Slovenia and GDPR – what does the fact that Slovenia did not adopt a GDPR implementing law mean for data protection in Slovenia?
Slovenia is one of the EU member states that has not adopted a GDPR implementing law before 25th of May 2018. In fact, Slovenia might not have such a law for quite some time since, while a draft of the new data protection act is in the parliamentary process since April, the matter has been stalled due to early parliamentary election. Furthermore, it is also uncertain if the draft will be adopted in the current version as there has been notable criticism as to its content, so a revised version of the draft is envisaged to be published in the next months.
While the GDPR is directly applicable, it has left certain questions to the EU member states for (further) regularisation. Since such a law has not been adopted, the Ministry of Justice of the Republic of Slovenia has published explanations of their understanding of the current data protection situation in Slovenia. Given that the competent authority for providing explanations of laws is the parliament as the legislator and, to some extent, the Information Commissioner, these ministry explanations are not binding, but it is nevertheless interesting to see how the current data protection situation in Slovenia is seen through the eyes of a state authority such as the ministry.
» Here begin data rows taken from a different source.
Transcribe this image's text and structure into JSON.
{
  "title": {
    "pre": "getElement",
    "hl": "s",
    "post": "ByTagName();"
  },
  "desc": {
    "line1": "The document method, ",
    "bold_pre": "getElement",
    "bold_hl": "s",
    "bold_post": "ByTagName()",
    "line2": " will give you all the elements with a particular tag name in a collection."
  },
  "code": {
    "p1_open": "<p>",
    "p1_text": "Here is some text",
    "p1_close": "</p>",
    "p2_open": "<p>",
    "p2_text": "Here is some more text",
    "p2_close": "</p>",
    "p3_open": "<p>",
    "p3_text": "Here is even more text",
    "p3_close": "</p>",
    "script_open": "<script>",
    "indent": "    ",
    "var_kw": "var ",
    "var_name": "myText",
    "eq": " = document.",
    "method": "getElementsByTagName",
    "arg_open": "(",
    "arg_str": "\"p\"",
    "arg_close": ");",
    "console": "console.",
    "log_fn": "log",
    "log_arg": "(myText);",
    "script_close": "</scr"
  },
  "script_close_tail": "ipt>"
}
In accordance with the explanations, some of the provisions of the current Personal Data Protection Act (ZVOP-1) still remain in force – that is in parts that are not covered by the GDPR. Such are for example the provisions on biometrics, protection of personal data of deceased, judicial protection of rights, direct marketing, video surveillance, registering of entries and exits and database linking.
What is more interesting is the ministry’s view regarding the powers of the Information Commissioner. Namely, the ministry is of the opinion that while at the moment the Information Commissioner has the power to perform inspections under the GDPR as well (and not only the remaining provisions of ZVOP-1), it does not have the power to impose administrative fines and other sanctions for violations of the GDPR but only for violations of the ZVOP-1 in parts that remain in force after the 25th of May. The reasoning behind such opinion lies in the provisions of the Information Commissioner Act (ZInfP) which does not provide for the power to act as a minor offence authority for infringements of the GDPR. In their opinion the provisions of the new ZVOP-2 will be able to provide a legal basis for the Information Commissioner to impose administrative fines but the current legislation does not. This, in the ministry’s opinion, also means that any procedures initiated under ZVOP-1 for matters now regulated by the GDPR will have to be suspended until ZVOP-2 is adopted. The Information Commissioner will, however, have the power to issue inspection sanctions for GDPR infringements as well.
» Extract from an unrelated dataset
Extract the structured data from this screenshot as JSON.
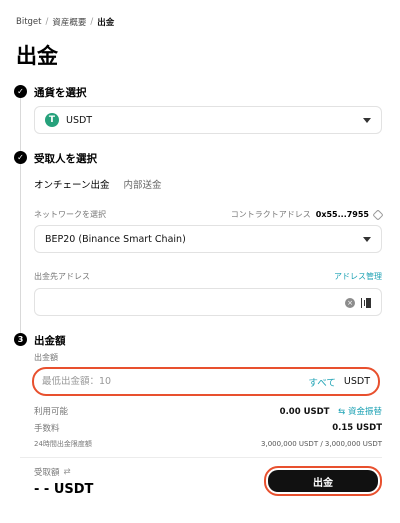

It has, however, been pointed out that for any GDPR infringements as of 25 May 2018 and up to the date of entry into force of the new ZVOP-2, the infringers could be imposed with the administrative fines from the GDPR, if these procedures will be initiated or completed within the general limitation periods for dealing with minor offences.
Additionally, the ministry is of the opinion that the Information Commissioner does not (yet) have the competence to consider the matters from Clauses 16 to 22 of the GDPR which means that individuals only have the right to file for judicial protection under ZVOP-1 but not to file a complaint with the supervisory authority under GDPR.
These are the unbinding opinions of the Ministry of Justice, while the Information Commissioner has not yet issued her views on the matter. It will be interesting to see how these provisions end up being enforced since, while it is envisaged for the new version of the draft ZVOP-2 to be published by the end of summer this year, it might take a lot longer for the law to actually be passed.